Bajé la mirada y vi justo en mi reposabrazos un pie ajeno. Sucio. Descalzo. Y de él salía un olor tan fuerte que era difícil respirar.
Me giré. Detrás estaba sentado un joven que parecía no entender en absoluto dónde se encontraba. Estaba recostado tranquilamente en el asiento y parecía considerar que todo eso era completamente normal.
La gente alrededor ya empezaba a mirar. Algunos fruncían el ceño, otros susurraban en voz baja. La atmósfera se volvía cada vez más tensa.
Intenté hablar con calma:
—Por favor, retire el pie.
Ni siquiera me miró de inmediato, como si lo estuviera molestando.
—No. Así estoy cómodo.
Me contuve y repetí:
—Ese es mi reposabrazos.
Se burló y se encogió de hombros:
—Entonces cámbiate de asiento. No voy a quitarlo.

Al escuchar eso, sentí cómo todo se me tensaba por dentro. Con cuidado empujé su pie hacia abajo, pero a los pocos segundos lo volvió a poner en su lugar, como si fuera un juego.
El olor se volvió aún más fuerte. La gente alrededor empezó a mostrar abiertamente su descontento.
—Su pie huele horrible —dije ya con más firmeza—. Retírelo, por favor. Está molestando a todos.

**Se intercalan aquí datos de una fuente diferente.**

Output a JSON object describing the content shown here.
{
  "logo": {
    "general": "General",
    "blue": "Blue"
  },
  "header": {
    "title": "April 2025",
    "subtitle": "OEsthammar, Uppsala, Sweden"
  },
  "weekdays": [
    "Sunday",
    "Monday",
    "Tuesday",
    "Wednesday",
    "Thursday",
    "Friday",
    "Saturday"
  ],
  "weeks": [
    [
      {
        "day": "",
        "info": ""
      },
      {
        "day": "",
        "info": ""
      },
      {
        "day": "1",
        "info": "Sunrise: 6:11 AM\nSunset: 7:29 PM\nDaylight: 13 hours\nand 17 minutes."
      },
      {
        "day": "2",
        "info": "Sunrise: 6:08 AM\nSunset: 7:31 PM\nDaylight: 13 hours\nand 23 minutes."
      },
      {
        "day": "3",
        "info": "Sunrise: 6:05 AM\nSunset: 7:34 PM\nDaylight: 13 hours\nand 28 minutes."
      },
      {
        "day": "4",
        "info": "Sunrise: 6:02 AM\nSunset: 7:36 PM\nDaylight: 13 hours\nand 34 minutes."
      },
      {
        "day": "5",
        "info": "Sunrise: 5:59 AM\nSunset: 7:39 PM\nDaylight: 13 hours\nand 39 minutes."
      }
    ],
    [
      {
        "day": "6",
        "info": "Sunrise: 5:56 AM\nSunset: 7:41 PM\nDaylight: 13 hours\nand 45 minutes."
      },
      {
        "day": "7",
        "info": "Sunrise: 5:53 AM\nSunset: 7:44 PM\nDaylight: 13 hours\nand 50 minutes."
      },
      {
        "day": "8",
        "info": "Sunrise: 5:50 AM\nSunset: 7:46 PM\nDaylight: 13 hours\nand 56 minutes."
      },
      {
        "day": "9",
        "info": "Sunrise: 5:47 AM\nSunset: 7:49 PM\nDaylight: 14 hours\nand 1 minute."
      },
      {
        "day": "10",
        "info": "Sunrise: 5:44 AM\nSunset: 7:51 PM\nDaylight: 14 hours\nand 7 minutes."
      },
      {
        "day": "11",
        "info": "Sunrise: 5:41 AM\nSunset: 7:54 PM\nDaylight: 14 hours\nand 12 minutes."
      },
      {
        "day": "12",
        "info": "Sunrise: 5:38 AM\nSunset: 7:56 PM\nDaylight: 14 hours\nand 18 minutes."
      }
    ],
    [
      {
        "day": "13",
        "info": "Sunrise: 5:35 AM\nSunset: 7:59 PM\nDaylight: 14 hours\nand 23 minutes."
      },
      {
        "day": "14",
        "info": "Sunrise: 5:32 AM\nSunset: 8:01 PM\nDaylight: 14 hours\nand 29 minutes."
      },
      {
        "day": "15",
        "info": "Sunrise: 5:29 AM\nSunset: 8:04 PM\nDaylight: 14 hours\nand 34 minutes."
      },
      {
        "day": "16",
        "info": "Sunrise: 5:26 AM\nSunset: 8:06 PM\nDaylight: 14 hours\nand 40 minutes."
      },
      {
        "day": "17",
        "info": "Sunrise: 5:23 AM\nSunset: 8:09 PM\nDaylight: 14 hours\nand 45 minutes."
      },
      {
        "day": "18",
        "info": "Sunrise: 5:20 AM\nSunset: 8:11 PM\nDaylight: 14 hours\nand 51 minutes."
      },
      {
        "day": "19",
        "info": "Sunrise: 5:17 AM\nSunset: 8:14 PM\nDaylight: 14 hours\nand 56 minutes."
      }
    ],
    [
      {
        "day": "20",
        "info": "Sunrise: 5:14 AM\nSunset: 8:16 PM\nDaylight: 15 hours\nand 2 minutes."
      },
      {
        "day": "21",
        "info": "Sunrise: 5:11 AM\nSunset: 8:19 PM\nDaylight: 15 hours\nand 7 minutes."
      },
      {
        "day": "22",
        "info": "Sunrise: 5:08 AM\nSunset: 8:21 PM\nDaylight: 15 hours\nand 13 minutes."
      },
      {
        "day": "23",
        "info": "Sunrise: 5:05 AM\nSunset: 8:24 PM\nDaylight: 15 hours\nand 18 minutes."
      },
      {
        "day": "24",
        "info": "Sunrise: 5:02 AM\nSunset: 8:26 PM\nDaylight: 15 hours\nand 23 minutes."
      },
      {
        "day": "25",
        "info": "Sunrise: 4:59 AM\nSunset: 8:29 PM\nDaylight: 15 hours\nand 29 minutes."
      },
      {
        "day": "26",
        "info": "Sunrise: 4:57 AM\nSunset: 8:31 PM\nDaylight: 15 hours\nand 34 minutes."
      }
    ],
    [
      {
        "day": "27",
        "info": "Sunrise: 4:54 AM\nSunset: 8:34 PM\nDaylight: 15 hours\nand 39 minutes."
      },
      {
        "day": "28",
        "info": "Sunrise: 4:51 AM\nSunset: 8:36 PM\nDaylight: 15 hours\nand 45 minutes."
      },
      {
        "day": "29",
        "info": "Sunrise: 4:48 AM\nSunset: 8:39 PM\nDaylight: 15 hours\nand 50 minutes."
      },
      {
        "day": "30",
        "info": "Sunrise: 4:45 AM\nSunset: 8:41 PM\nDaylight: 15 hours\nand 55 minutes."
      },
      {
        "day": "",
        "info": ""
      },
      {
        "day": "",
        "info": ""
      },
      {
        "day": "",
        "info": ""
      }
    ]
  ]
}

Él me miró con pereza y respondió irritado:
—Tápate la nariz. Y la boca también.
En ese momento entendí que discutir con esa persona era inútil y que simplemente no entendía las buenas palabras. Entonces se me ocurrió un plan sencillo pero efectivo para darle una lección. Esto fue lo que hice. 😒😧
Me di la vuelta, fingí que me había calmado y presioné el botón de llamada de la azafata. Cuando llegó, pedí un té caliente. El más normal. Ella lo trajo unos minutos después. Tomé el vaso, di un par de sorbos y me quedé tranquila, como si nada pasara.

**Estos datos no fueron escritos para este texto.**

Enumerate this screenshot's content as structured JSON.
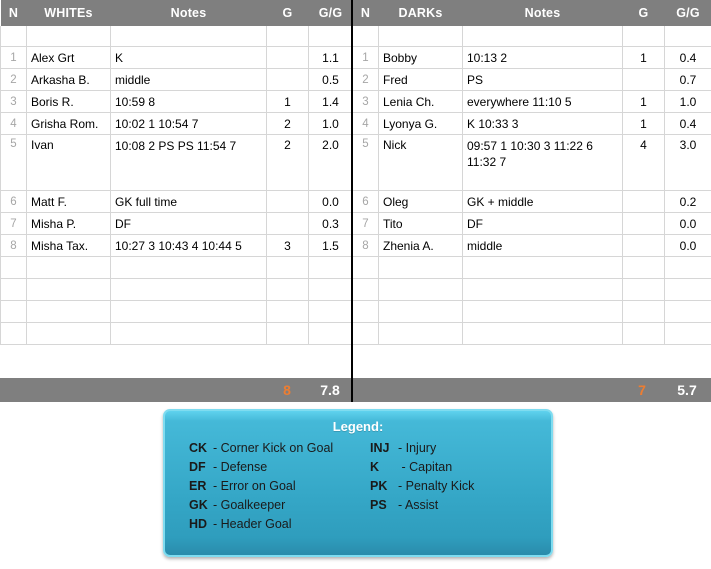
{
  "columns": {
    "n": "N",
    "notes": "Notes",
    "g": "G",
    "gg": "G/G"
  },
  "teams": [
    {
      "name": "WHITEs",
      "rows": [
        {
          "n": "1",
          "player": "Alex Grt",
          "notes": [
            "K"
          ],
          "g": "",
          "gg": "1.1",
          "tall": false
        },
        {
          "n": "2",
          "player": "Arkasha B.",
          "notes": [
            "middle"
          ],
          "g": "",
          "gg": "0.5",
          "tall": false
        },
        {
          "n": "3",
          "player": "Boris R.",
          "notes": [
            "10:59 8"
          ],
          "g": "1",
          "gg": "1.4",
          "tall": false
        },
        {
          "n": "4",
          "player": "Grisha Rom.",
          "notes": [
            "10:02 1    10:54 7"
          ],
          "g": "2",
          "gg": "1.0",
          "tall": false
        },
        {
          "n": "5",
          "player": "Ivan",
          "notes": [
            "10:08 2  PS   PS  11:54 7"
          ],
          "g": "2",
          "gg": "2.0",
          "tall": true
        },
        {
          "n": "6",
          "player": "Matt F.",
          "notes": [
            "GK full time"
          ],
          "g": "",
          "gg": "0.0",
          "tall": false
        },
        {
          "n": "7",
          "player": "Misha P.",
          "notes": [
            "DF"
          ],
          "g": "",
          "gg": "0.3",
          "tall": false
        },
        {
          "n": "8",
          "player": "Misha Tax.",
          "notes": [
            "10:27 3  10:43 4  10:44 5"
          ],
          "g": "3",
          "gg": "1.5",
          "tall": false
        }
      ],
      "empty_rows": 4,
      "total_g": "8",
      "total_gg": "7.8"
    },
    {
      "name": "DARKs",
      "rows": [
        {
          "n": "1",
          "player": "Bobby",
          "notes": [
            "10:13 2"
          ],
          "g": "1",
          "gg": "0.4",
          "tall": false
        },
        {
          "n": "2",
          "player": "Fred",
          "notes": [
            "PS"
          ],
          "g": "",
          "gg": "0.7",
          "tall": false
        },
        {
          "n": "3",
          "player": "Lenia Ch.",
          "notes": [
            "everywhere  11:10 5"
          ],
          "g": "1",
          "gg": "1.0",
          "tall": false
        },
        {
          "n": "4",
          "player": "Lyonya G.",
          "notes": [
            "K  10:33 3"
          ],
          "g": "1",
          "gg": "0.4",
          "tall": false
        },
        {
          "n": "5",
          "player": "Nick",
          "notes": [
            "09:57 1  10:30  3  11:22 6",
            "11:32 7"
          ],
          "g": "4",
          "gg": "3.0",
          "tall": true
        },
        {
          "n": "6",
          "player": "Oleg",
          "notes": [
            "GK + middle"
          ],
          "g": "",
          "gg": "0.2",
          "tall": false
        },
        {
          "n": "7",
          "player": "Tito",
          "notes": [
            "DF"
          ],
          "g": "",
          "gg": "0.0",
          "tall": false
        },
        {
          "n": "8",
          "player": "Zhenia A.",
          "notes": [
            "middle"
          ],
          "g": "",
          "gg": "0.0",
          "tall": false
        }
      ],
      "empty_rows": 4,
      "total_g": "7",
      "total_gg": "5.7"
    }
  ],
  "legend": {
    "title": "Legend:",
    "left_column": [
      {
        "abbr": "CK",
        "desc": "- Corner Kick on Goal"
      },
      {
        "abbr": "DF",
        "desc": "- Defense"
      },
      {
        "abbr": "ER",
        "desc": "- Error on Goal"
      },
      {
        "abbr": "GK",
        "desc": "- Goalkeeper"
      },
      {
        "abbr": "HD",
        "desc": "- Header Goal"
      }
    ],
    "right_column": [
      {
        "abbr": "INJ",
        "desc": "- Injury"
      },
      {
        "abbr": "K",
        "desc": " - Capitan"
      },
      {
        "abbr": "PK",
        "desc": "- Penalty Kick"
      },
      {
        "abbr": "PS",
        "desc": "- Assist"
      }
    ]
  },
  "colors": {
    "header_gray": "#7f7f7f",
    "gg_yellow": "#ffffa8",
    "total_g_orange": "#ed7d31",
    "legend_cyan": "#34a6c6",
    "legend_border": "#7fdcf0"
  }
}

Y luego, en un momento, incliné ligeramente la mano. El té se derramó. No era hirviendo, pero sí lo suficientemente caliente como para que la persona lo sintiera de inmediato.
El chico se levantó de un salto, retirando bruscamente el pie, y empezó a gritar por toda la cabina:
—¡¿Qué estás haciendo?!
La azafata llegó casi de inmediato. Me disculpé con calma y dije que había sido un accidente. Pero añadí que su pie estaba en mi espacio y que ya le había pedido varias veces que lo quitara.
Los pasajeros alrededor empezaron a apoyarme. Algunos dijeron que el olor era insoportable, otros confirmaron que el chico se había comportado de forma arrogante desde el principio.
La azafata ya no sonreía. Muy calmadamente, pero con firmeza, le explicó que ese comportamiento no era aceptable y que, si continuaba, el comandante del avión tenía derecho a tomar medidas, incluso entregar el caso a la policía tras el aterrizaje.

El chico se quedó en silencio de inmediato.
En la cabina alguien se rió suavemente, luego otro. En pocos segundos, la mitad de los pasajeros lo miraba con evidente molestia, y algunos ni siquiera ocultaban su sonrisa.
Él no volvió a decir una palabra. Durante el resto del vuelo se quedó sentado correctamente, con los pies en su lugar y evitando llamar la atención.
Y yo finalmente pude recostarme en el asiento y cerrar los ojos con tranquilidad.
A veces las personas solo entienden cuando enfrentan las consecuencias.